Analytical and Characterisation Excellence in nano.. (ACEnano)
Analytical and Characterisation Excellence in nanomaterial risk assessment: A tiered approach
(ACEnano)
Start date: Dec 1, 2016,
End date: Nov 30, 2020
PROJECT
FINISHED
An increasing number of nanomaterials (NMs) are entering the market in every day products spanning from health care and leisure to electronics, cosmetics and foodstuff. Nanotechnology is a truly enabling technology, with unlimited potential for innovation. However, the novelty in properties and forms of NMs makes the development of a well-founded and robust legislative framework to ensure safe development of nano-enabled products particularly challenging. At the heart of the challenge lies the difficulty in the reliable and reproducible characterisation of NMs given their extreme diversity and dynamic nature, particularly in complex environments, such as within different biological, environmental and technological compartments. Two key steps can resolve this: 1) the development of a holistic framework for reproducible NM characterisation, spanning from initial needs assessment through method selection to data interpretation and storage; and 2) the embedding of this framework in an operational, linked-up ontological regime to allow identification of causal relationships between NMs properties, be they intrinsic, extrinsic or calculated, and biological, (eco)toxicological and health impacts fully embedded in a mechanistic risk assessment framework. ACEnano was conceived in response to the NMBP 26 call with the aim to comprehensively address these two steps.
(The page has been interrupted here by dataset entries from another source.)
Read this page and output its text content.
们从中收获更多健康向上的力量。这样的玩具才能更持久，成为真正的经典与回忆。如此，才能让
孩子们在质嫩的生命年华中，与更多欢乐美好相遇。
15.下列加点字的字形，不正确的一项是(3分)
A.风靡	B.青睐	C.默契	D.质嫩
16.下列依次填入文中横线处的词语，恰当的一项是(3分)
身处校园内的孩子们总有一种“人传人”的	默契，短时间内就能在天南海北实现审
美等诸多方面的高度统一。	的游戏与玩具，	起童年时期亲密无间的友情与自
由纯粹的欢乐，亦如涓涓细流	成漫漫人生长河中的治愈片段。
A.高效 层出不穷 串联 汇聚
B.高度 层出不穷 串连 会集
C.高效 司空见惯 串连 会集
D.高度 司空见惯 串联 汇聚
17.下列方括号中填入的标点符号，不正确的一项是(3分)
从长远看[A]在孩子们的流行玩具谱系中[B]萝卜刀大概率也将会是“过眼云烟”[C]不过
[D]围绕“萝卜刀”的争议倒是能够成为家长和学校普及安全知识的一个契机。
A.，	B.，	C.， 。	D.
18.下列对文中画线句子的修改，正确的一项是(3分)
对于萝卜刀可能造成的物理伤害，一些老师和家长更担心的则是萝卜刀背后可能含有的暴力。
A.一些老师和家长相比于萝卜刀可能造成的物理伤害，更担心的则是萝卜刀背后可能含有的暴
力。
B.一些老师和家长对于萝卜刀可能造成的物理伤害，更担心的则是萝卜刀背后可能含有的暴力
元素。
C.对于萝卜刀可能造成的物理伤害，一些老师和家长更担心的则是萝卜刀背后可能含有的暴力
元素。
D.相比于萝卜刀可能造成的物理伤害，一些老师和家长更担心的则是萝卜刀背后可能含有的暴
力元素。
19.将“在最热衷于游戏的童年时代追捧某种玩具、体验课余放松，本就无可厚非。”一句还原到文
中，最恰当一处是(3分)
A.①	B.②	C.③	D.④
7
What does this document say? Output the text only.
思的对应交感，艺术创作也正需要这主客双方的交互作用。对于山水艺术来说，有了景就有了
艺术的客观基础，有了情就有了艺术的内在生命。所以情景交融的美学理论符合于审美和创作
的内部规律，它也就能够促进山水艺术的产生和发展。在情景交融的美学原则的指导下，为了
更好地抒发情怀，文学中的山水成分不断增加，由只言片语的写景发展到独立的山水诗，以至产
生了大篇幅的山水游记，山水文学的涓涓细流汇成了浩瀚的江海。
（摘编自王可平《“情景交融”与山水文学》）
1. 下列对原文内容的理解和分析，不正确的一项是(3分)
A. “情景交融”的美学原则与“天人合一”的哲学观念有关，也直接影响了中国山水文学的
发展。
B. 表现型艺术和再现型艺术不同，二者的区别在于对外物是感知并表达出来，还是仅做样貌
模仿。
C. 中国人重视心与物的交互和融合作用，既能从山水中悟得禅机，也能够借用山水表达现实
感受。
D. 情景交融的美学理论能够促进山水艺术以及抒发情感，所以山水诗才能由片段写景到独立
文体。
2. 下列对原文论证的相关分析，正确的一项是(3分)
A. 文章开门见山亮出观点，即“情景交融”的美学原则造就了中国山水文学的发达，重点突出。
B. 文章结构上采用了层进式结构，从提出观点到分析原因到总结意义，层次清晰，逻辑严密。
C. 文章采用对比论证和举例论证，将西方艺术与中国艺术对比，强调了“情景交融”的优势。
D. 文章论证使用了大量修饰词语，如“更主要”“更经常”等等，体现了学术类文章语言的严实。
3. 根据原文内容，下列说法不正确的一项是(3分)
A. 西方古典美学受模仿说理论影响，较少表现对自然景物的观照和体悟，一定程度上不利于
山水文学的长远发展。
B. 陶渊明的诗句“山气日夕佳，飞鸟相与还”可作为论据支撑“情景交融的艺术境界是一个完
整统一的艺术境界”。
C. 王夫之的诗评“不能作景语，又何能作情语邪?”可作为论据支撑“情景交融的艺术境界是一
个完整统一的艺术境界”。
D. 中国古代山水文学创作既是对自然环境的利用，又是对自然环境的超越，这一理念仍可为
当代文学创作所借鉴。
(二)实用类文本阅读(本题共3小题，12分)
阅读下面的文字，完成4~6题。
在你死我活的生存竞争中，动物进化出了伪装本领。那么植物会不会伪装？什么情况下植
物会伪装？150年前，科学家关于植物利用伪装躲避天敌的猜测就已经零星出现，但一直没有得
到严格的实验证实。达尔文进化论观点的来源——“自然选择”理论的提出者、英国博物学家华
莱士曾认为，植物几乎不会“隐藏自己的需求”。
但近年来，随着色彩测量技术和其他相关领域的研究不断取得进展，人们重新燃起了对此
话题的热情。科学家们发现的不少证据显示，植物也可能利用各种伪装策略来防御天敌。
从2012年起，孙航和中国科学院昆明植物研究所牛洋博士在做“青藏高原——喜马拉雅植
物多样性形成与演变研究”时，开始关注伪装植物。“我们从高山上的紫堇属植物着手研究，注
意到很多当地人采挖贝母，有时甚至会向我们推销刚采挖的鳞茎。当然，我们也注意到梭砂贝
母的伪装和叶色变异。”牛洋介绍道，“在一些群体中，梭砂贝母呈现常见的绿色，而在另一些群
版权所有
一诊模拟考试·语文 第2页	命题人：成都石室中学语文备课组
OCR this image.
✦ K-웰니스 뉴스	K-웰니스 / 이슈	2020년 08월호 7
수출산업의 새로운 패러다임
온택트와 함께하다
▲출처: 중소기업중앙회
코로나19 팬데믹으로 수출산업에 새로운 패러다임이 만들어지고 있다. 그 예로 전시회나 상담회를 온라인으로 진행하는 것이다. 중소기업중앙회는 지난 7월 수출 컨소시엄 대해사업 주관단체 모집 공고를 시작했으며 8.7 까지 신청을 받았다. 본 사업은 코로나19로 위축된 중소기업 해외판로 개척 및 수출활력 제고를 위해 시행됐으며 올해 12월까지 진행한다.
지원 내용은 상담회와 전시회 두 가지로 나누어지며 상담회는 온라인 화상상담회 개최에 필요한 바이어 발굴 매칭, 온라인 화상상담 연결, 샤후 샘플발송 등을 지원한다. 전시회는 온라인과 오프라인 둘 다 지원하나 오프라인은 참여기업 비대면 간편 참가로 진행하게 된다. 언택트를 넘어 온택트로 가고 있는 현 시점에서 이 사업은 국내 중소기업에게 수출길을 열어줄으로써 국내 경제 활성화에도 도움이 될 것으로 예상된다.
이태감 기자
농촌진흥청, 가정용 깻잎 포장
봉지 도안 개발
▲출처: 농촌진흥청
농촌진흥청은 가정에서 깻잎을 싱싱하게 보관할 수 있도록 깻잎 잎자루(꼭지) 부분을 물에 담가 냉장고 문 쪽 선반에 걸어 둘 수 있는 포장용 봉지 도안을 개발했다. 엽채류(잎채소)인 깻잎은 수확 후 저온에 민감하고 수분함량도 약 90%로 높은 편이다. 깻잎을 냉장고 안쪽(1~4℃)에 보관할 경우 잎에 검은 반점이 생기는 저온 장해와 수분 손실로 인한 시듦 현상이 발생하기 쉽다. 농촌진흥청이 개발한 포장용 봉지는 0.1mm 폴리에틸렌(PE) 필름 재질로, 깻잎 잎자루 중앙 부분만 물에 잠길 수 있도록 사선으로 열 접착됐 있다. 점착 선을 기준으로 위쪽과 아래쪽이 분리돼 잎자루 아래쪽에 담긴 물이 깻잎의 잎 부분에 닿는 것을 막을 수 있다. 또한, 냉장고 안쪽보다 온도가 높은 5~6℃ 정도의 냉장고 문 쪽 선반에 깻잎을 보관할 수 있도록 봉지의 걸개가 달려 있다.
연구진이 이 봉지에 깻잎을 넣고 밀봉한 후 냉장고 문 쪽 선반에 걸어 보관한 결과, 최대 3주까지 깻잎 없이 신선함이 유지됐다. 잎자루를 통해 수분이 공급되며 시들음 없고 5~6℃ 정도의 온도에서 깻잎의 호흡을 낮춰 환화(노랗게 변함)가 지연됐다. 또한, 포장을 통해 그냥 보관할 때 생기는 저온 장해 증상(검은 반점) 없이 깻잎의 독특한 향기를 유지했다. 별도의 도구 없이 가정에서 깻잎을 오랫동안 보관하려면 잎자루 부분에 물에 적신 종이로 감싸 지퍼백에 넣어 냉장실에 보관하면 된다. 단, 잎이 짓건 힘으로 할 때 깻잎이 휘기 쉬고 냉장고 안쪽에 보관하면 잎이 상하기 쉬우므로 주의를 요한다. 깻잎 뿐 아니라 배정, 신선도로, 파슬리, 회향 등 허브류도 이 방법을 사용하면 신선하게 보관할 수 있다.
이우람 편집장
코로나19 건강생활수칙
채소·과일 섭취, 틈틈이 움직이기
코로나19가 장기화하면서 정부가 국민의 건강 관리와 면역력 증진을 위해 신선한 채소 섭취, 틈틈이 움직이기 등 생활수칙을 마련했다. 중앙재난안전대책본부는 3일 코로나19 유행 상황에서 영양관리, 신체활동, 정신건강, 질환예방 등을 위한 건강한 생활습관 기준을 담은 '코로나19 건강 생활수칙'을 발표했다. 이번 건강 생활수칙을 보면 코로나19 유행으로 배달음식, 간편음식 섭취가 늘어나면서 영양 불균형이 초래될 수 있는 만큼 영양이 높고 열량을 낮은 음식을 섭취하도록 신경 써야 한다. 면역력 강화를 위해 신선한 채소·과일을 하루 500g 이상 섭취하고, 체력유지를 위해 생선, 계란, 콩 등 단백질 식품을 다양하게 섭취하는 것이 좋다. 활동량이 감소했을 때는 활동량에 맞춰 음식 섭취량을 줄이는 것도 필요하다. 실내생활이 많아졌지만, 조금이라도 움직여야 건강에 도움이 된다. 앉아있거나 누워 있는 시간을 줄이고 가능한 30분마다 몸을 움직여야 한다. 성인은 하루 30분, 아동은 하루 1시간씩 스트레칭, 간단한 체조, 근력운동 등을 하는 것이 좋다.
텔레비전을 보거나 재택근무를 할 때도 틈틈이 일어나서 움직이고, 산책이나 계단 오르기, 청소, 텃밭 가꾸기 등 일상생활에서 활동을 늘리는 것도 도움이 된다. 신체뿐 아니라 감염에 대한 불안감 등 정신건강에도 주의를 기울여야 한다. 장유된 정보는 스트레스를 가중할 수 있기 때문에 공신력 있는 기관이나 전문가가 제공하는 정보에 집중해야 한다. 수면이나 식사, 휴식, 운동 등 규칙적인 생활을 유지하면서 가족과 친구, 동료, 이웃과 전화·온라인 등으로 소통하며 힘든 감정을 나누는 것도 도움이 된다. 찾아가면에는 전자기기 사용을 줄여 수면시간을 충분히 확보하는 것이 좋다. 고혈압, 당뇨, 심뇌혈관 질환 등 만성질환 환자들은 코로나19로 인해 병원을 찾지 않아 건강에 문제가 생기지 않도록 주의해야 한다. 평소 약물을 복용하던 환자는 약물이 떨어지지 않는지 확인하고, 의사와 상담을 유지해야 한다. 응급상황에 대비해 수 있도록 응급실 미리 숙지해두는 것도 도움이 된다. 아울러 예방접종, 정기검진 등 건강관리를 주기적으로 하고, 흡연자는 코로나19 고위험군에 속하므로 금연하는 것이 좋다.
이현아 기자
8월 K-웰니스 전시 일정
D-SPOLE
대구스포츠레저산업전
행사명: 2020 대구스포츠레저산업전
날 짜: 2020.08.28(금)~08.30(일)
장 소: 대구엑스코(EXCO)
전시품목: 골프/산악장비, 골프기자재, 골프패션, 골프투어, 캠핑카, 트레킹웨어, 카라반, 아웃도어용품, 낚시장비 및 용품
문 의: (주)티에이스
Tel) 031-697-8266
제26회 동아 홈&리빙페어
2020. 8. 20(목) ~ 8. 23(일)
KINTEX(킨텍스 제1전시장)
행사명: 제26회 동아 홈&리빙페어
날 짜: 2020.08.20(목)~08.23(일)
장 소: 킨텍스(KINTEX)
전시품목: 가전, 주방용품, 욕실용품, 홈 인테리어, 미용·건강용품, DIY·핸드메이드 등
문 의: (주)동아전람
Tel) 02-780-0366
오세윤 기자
More specifically ACEnano will introduce confidence, adaptability and clarity into NM risk assessment by developing a widely implementable and robust tiered approach to NM physico-chemical characterisation that will simplify and facilitate contextual (hazard or exposure) description and its transcription into a reliable NMs grouping framework. This will be achieved by the creation of a conceptual “toolbox” that will facilitate decision-making in choice of techniques and SOPs, linked to a characterisation ontology framework for grouping and risk assessment and a supporting data management system.